The Office for National Statistics reported a January public finance surplus, excluding banks, of 8.8 billion pounds, up 35 percent from a year earlier, but slightly short of a forecast surplus of 9.0 billion pounds in a Reuters poll.
January is usually a surplus month due to self-assessment tax return receipts. This year those figures were boosted by delayed payments of bonuses in the 2013/14 tax year.
Income tax and capital gains tax revenues rose by 6.1 percent compared with a year earlier.
Osborne said the figures put the government on track to meet its borrowing forecasts.
He was also helped by a 3.5 billion pound cut in the estimate of total borrowing for April to December.
The ONS said the revision reflected the inclusion of a European Union rebate to Britain as well as higher estimates of tax receipts and lower government spending.

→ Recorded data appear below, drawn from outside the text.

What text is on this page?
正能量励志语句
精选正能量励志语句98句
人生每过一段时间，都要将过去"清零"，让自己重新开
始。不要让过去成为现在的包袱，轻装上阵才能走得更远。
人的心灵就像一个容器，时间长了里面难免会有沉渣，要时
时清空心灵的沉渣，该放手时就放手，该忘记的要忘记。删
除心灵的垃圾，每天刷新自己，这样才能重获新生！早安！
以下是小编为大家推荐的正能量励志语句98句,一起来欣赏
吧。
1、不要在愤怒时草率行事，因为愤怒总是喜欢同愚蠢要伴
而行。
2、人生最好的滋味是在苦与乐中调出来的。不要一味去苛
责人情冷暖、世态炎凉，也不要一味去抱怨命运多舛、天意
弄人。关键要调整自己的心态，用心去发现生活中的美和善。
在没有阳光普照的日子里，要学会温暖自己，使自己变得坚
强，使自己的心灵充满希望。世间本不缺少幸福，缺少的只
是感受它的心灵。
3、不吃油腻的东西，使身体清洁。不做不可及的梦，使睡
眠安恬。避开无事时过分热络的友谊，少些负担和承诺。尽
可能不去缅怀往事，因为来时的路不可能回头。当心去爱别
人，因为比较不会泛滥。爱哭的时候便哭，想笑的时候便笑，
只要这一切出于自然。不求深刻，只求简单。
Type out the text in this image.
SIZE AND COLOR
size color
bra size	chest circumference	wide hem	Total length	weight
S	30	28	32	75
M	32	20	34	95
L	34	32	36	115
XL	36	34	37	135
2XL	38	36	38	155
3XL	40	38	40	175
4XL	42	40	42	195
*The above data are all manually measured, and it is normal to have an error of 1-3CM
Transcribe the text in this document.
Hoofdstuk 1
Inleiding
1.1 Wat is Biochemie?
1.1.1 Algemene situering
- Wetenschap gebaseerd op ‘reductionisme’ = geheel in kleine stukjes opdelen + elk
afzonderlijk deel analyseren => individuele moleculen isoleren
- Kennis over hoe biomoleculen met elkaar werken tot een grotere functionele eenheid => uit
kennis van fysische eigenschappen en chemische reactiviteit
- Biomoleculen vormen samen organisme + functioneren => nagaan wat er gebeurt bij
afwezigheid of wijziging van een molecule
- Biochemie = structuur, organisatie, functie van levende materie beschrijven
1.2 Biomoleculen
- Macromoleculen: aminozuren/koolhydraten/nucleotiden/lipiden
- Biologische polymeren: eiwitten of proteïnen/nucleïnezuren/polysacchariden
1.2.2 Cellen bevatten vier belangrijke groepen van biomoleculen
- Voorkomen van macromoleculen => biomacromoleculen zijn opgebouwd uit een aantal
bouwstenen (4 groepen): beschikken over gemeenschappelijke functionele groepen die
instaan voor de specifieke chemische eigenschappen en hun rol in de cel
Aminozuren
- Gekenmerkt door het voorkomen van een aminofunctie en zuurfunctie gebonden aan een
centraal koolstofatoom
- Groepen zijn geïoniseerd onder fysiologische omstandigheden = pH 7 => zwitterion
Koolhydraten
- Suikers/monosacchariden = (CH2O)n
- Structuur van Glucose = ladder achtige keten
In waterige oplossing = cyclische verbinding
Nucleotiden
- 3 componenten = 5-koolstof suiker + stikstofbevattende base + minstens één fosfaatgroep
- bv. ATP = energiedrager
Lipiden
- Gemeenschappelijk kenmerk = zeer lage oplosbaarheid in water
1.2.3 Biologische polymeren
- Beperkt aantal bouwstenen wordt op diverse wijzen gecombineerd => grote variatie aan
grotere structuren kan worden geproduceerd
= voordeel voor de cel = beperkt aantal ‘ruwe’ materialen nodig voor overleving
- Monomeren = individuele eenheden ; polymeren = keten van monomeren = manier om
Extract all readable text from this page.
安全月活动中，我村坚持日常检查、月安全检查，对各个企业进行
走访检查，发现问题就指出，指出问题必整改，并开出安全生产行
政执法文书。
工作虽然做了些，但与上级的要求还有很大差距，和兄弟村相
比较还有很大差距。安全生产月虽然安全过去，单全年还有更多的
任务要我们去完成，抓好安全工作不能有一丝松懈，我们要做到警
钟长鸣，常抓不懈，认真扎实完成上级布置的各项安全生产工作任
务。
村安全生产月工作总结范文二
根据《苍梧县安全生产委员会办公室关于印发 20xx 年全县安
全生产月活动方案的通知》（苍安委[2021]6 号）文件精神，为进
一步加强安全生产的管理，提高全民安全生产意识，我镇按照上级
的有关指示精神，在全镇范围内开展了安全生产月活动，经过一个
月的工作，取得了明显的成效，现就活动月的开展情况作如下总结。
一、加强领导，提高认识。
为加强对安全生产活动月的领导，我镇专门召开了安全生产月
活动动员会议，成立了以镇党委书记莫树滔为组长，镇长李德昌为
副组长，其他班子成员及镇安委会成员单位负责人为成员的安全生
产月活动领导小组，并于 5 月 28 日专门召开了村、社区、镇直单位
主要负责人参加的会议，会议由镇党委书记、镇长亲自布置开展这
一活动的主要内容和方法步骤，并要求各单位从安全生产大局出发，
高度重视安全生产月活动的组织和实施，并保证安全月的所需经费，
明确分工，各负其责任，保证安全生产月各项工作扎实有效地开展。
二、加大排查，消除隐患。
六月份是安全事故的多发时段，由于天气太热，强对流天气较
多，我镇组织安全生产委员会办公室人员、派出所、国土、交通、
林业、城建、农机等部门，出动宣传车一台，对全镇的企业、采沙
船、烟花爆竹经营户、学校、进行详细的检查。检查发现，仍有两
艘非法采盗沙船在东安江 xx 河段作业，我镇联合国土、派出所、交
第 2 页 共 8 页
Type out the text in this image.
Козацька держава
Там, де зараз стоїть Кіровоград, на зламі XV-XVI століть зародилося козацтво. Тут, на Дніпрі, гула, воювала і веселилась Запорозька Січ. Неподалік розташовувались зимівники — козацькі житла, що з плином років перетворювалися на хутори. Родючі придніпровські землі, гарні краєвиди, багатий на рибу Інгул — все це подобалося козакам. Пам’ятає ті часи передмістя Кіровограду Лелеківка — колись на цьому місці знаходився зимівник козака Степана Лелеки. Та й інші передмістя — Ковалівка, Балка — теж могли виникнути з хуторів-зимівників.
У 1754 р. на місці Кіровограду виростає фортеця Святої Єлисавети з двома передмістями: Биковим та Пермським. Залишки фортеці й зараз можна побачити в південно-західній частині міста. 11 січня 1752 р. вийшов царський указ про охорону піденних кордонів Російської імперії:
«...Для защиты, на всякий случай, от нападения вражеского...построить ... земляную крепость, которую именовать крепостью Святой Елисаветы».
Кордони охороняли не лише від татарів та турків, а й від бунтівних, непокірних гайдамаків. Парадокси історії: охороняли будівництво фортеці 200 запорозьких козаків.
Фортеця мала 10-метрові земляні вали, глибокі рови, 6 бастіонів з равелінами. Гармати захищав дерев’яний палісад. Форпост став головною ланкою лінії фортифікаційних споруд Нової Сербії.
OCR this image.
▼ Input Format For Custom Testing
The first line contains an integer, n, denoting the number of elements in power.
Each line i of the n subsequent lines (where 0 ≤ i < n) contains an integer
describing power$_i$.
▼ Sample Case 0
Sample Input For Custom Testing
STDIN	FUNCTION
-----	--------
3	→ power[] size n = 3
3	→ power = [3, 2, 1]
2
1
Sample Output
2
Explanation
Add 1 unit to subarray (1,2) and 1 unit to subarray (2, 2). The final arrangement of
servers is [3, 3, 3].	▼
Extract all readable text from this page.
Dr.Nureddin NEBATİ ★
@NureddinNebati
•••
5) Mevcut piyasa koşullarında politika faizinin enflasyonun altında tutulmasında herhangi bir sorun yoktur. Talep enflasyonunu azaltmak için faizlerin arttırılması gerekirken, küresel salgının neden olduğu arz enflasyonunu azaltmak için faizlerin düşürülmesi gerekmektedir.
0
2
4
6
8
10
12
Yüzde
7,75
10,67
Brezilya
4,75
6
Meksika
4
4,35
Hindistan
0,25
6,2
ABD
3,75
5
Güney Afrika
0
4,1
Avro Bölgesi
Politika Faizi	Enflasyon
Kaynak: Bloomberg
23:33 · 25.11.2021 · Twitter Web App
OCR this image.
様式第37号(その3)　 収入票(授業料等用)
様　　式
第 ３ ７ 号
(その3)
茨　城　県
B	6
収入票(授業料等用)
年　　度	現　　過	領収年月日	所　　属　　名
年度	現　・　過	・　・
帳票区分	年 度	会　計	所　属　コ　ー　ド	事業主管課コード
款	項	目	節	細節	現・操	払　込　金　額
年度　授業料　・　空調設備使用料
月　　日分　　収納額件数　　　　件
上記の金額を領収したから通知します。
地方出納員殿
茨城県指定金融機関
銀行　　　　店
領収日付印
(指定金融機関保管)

“(The figures) show that the economic recovery is finally having a positive impact on the public purse,” said Samuel Tombs, economist at Capital Economics.
Deficit reduction has been the key economic policy of the Conservative-led government since it came to power in 2010, but progress in cutting the budget gap has been slow in most of the current financial year.
Borrowing for the first 10 months of the tax year fell to 74.0 billion pounds, down 7.5 percent.
In December, the government forecast 2014/15 borrowing falling by 6 percent to 91.3 billion pounds, equivalent to 5.1 percent of gross domestic product.
Britain’s ruling Conservative Party, led by Prime Minister David Cameron, is hoping a rapid economic upturn since mid-2013 will encourage Britons to return it to power.
Separate data showed retail sales volumes fell 0.3 percent on the month in January compared with a rise of 0.2 percent in December. Sales were up 5.4 percent compared with a year earlier. Economists polled by Reuters had expected retail sales to fall 0.2 percent on the month but rise 5.9 percent on the year.
Retail sales rose strongly in the last two months of 2014, boosted by Britain’s first major round of U.S.-style Black Friday sales in November, and as shoppers bought more fuel in December on the back of falling oil prices.
Wages are showing some signs of recovery after growing by less than inflation for much of the period since the financial crisis, and consumer prices are barely rising, boding well for spending power this year.